August, 2023 – August, My Birthday Month

August, 2023 – August, My Birthday Month

Once again, just like that, it’s August.  WHERE did a whole year go – and so terribly quickly?!  I have much to be thankful for in the past year.  God has been so good (yup! – all the time – all the time, so good – to me!).  But that is not what I want to write this brief article on.  I want to say what I have observed as I have gotten older on this my  😊th birthday.  And, I’m kind of not appreciating the way people’s mentalities change towards individuals as they age.  Okay, it doesn’t bother me that much.  I mostly think it’s interesting – amusing.

For example, when a person in their 20’s, 30’s, 40’s, or 50’s forget something, an understanding, lighthearted excuse is given such as, “They need to slow down.  They are way too busy”.  If one is over 60 and forgets something it can be heard, “Oh, the poor dear is losing it”.

If one in the first four decades I mentioned forgets a doctor’s appointment, it is pleasantly dismissed with a “No problem”.  Over 60?  “Do you think we should contact his/her relatives?”   Forgotten by a younger generation to gas up the car, ending up on the side of the road waiting for AAA, “Ooooo, he/she is so absent-minded.  Always was!”  For the older person, “I think it’s time his/her (grown-up) kids take away the driver’s license!”  The same might be said of them if they can’t remember where they parked their car.  However when I was with a younger person recently who couldn’t remember where their car was, it was excusable . . .

I know many people who forget things from time to time – and that’s okay.  Yes, they are too busy, or absentminded, but once one hits a certain decade, they are deemed headed for Alzheimer’s or at least dementia.  I do find it amusing, but also annoying.  What if we told a 30 or 40 year-old something who forgot it was their birthday that they needed to be looking for a nursing home?   Many other societies’ culture is to not only respect their elders, but also to revere them.  I have heard it said more than once that a Romanian doesn’t feel like they have eaten unless they have had bread.  I attended a gathering once in Romania where the fare was pizza – lots of it.  And, there was bread made available.  All of a sudden I heard a bunica (grandmother) telling her grandson to have some bread.  He held up his piece of pizza and told his bunica that the pizza was bread.  They argued quietly a few times back and forth, and finally the young man took a piece of bread and ate it – to please and respect his grandmother.  This mentality seems to have passed other cultures, including my own for the most part.

God’s Word has quite a bit to say concerning how we should treat those who are aging.  Leviticus 19.32 says to “Stand up in the presence of the elderly and show respect for the aged.”  In 1 Peter 5.5, we read “Likewise, you who are younger, be subject to the elders.”  I Timothy 5:1,2 – “Never speak harshly to an older man, but appeal to him respectfully as you would to your own father . . .  Treat older women as you would your mother,”   I Kings 12.6 – “Then King Rehoboam consulted the elders”  Job 12.12 – “Wisdom is with the aged, and understanding in length of days.”  And finally, in I Peter 5.5 – “Likewise, you who are younger, be subject to the elders.”

It is difficult for most of us to face the reality of the following quote from News.com.au – “We know the brain starts breaking down during middle-age, but what about our bodies?
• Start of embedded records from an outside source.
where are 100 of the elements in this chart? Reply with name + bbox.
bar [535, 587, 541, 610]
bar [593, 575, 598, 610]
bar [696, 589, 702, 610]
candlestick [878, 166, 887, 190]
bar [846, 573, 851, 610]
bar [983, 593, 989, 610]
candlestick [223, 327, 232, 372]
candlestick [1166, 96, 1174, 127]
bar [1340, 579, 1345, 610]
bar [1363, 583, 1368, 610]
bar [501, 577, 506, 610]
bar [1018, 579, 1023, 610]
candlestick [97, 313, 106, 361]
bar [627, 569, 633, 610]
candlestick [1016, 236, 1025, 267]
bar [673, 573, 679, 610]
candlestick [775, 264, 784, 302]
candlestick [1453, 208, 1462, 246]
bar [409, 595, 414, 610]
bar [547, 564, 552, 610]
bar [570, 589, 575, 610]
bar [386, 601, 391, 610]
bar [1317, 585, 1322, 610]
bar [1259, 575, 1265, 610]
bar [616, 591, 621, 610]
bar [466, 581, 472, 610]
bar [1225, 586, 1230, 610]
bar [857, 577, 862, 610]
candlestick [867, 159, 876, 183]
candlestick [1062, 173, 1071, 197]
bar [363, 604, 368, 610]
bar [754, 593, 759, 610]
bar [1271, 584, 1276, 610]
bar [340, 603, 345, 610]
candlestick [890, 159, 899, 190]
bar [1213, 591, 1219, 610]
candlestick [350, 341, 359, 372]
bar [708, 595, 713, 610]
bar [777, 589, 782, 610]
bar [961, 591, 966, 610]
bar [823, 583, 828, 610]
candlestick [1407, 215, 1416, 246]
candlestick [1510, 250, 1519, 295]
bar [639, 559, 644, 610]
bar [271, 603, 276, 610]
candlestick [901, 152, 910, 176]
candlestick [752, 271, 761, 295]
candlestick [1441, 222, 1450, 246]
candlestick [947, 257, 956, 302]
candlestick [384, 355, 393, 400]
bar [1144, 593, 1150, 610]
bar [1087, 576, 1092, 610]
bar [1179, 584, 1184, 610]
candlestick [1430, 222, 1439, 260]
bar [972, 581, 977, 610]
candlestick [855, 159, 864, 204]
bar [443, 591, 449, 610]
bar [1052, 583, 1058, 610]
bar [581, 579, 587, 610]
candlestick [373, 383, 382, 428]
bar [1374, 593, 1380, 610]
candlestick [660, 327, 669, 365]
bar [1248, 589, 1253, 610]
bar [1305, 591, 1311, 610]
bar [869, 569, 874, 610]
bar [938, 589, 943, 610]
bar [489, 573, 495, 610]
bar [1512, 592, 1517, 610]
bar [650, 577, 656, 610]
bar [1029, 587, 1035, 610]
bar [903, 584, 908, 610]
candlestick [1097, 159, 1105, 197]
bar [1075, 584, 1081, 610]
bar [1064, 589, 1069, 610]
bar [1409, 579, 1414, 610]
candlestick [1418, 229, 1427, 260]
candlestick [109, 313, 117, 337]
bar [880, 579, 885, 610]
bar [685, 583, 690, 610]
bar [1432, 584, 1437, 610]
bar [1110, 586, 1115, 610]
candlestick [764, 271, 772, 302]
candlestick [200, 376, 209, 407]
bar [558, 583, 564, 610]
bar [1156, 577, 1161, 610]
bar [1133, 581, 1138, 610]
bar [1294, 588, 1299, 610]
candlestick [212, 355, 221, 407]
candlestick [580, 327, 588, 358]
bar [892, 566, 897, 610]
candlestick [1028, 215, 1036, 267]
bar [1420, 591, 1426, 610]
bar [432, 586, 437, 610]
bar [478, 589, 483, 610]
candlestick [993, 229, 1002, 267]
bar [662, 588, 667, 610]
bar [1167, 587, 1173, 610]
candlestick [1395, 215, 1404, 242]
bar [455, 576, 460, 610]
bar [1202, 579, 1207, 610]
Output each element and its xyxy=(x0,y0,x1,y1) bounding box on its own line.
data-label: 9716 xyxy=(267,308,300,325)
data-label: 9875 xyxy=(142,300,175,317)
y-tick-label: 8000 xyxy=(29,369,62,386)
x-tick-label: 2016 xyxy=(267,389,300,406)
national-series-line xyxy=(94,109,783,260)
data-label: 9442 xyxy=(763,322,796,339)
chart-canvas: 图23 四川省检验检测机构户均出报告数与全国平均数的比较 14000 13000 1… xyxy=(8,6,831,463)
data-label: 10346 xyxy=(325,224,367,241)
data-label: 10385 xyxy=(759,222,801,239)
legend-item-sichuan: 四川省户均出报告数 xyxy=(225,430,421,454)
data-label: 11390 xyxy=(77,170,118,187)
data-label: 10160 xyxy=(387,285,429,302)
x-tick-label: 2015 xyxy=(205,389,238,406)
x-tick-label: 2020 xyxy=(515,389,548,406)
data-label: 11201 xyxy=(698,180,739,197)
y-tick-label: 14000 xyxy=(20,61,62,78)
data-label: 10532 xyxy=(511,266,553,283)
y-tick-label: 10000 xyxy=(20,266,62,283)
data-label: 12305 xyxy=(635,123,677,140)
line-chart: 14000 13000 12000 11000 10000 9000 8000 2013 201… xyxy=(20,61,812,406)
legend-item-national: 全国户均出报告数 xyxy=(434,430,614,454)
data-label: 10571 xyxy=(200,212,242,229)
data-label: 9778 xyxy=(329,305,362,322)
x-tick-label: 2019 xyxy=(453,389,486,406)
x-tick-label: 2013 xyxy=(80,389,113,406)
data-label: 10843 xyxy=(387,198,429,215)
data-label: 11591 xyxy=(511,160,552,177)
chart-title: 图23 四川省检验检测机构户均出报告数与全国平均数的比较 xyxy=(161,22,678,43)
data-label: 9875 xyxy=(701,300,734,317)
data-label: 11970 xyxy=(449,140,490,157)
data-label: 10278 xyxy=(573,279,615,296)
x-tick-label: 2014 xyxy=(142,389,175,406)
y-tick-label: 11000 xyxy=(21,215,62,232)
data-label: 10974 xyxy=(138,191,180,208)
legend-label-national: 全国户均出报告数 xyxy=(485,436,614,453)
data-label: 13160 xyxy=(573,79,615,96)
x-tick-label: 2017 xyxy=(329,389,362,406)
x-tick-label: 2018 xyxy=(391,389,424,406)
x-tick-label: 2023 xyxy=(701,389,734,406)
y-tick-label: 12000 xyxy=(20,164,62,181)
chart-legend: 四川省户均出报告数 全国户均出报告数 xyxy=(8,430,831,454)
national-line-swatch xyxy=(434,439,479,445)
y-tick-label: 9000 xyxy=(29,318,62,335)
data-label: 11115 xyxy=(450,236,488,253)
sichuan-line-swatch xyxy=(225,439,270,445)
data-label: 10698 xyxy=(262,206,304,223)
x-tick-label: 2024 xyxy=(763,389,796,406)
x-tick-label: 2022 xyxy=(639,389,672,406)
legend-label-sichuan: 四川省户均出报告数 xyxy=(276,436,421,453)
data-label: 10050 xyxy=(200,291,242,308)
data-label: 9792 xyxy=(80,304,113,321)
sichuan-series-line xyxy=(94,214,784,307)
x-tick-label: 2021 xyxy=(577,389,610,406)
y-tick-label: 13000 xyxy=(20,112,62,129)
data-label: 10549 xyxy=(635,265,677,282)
While scientists have found mental decline occurs in our 40s, our organs start declining much earlier. Most bodily functions peak shortly before age 30 and then start going downhill.”  Yikes!  There are many cultures that have the deepest, even undue respect for aging family (and oh, how we do age!).  But somehow, for the most part, my own culture has seemed to forget this.

Woodrow Kroll said, “Treat the elderly as a nonrenewable resource; they care!”  I say, ‘Happy Birthday to me!’  I am so thankful for the years God wrote into my life’s plan – and even more grateful that He ordained they would be lived for Him.  I love best what Paul had to say in II Corinthians 4.26 – “Though our outward man is decaying, yet our inward man is renewed day by day.”  Thank You, God!